An Iraqi political party, linked to a powerful militia, has announced plans to run in the country's general elections for the first time while calling for the withdrawal of US troops.
The Huqooq Movement is the political wing of Kataib Hezbollah, the most high-profile Iran-backed militia in Iraq. They have been accused of targeting protesters during the October 2019 demonstrations.
"We are not radicals, instead, we've identified a problem and are seeking to restore rights through political means under the umbrella of the constitution,” Hussein Mounis, the party’s leader said during a press conference to announce their electoral programme.
Mr Mounes, who also used to go by the name of Abu Ali Al Askari, was the spokesman for Kataib Hezbollah.

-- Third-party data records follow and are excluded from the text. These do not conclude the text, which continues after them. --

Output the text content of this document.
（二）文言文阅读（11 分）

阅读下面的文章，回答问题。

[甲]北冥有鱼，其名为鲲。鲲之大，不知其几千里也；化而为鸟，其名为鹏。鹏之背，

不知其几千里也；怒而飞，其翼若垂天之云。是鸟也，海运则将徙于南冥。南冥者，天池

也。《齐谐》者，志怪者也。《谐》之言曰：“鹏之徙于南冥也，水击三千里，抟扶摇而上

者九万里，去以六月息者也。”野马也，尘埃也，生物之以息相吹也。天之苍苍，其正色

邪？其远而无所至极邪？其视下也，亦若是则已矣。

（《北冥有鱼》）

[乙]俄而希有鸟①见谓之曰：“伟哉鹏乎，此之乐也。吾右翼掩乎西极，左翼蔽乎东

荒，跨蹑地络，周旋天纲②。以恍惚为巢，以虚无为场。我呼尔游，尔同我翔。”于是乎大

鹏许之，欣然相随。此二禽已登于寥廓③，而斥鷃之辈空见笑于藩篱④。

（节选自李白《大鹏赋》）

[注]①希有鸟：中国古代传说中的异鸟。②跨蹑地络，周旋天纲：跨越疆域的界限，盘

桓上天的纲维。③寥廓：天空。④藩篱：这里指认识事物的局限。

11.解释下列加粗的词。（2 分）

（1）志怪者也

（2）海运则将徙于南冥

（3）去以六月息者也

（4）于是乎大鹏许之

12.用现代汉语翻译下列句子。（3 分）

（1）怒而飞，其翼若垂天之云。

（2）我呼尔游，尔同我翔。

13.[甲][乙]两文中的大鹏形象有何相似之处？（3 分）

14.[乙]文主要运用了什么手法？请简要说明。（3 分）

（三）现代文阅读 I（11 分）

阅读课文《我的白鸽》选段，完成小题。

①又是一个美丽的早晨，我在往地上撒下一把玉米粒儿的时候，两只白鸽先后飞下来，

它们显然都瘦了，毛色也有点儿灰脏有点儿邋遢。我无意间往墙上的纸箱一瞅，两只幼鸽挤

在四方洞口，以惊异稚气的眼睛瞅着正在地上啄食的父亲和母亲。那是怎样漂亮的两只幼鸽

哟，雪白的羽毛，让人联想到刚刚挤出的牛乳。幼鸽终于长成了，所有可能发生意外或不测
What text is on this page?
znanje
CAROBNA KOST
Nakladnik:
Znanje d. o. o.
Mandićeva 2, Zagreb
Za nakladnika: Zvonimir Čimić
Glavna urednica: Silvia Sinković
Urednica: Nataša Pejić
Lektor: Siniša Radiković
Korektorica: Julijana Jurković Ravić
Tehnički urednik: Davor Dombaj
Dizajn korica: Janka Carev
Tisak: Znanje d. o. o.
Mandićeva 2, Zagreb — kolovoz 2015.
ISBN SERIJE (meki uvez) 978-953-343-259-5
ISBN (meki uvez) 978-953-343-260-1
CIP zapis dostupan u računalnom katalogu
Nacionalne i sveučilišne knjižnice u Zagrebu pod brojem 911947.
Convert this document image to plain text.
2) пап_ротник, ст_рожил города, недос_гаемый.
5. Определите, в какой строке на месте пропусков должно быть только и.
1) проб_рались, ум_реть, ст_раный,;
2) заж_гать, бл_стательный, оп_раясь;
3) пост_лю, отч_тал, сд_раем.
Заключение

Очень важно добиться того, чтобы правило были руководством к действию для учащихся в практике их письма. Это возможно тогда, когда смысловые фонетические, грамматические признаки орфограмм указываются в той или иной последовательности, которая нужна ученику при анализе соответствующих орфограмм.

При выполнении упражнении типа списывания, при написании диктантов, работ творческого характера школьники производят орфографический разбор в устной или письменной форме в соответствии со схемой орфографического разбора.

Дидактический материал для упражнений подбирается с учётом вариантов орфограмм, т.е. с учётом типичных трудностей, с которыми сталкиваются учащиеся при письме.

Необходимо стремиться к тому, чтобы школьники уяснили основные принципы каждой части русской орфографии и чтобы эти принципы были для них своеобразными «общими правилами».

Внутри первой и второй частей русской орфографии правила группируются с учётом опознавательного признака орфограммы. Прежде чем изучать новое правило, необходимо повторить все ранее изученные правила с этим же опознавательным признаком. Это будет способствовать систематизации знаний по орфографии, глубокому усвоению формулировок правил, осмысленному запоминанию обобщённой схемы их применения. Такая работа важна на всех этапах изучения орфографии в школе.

He said the party has "the ability to achieve" its goals, which includes political and economic demands "with which we’ve defended the homeland and expelled anyone who wanted evil for this country.”
Kataib Hezbollah has been accused of targeting US forces stationed across the country.
The group has continuously demanded the withdrawal of 2,500 American troops stationed in Iraq and opposes Western influence in the country.
Mr Mounes stressed that the party’s “ambition now is to pass a law in the House of Representatives that American forces should leave the country," referring to a law passed in early 2020.
“There is an occupation that we seek to expel from our land,” he said, adding the party’s demand for the complete withdrawal of foreign forces from the country.
Iraq’s electoral laws prohibits political parties from having armed wings. The development comes as militia leader Qais Al Khazali, head of Asa’ib Ahl Al Haq, accused international bodies of rigging the general elections.
Iraqis are expected to head to the polls on October 10 to elect a new parliament in what is seen as one of the most important voting process in the region.
"There is strong will to rig the upcoming elections which must be prevented. Voters should be able to express their opinions freely and not give in to pressure,” Mr Al Khazali said.
On Sunday, Iraq’s High Electoral Commission announced a decision to expel the Popular Mobilisation Forces, a subgroup of Kataib Hezbollah, from the special voting system. This means fighters must return to their home districts to cast their ballot.
Mr Mounes said IHEC's decision is robbing “the rights of fighters to choose who represents them and protects them from those who seek to weaken their power and confiscate their votes".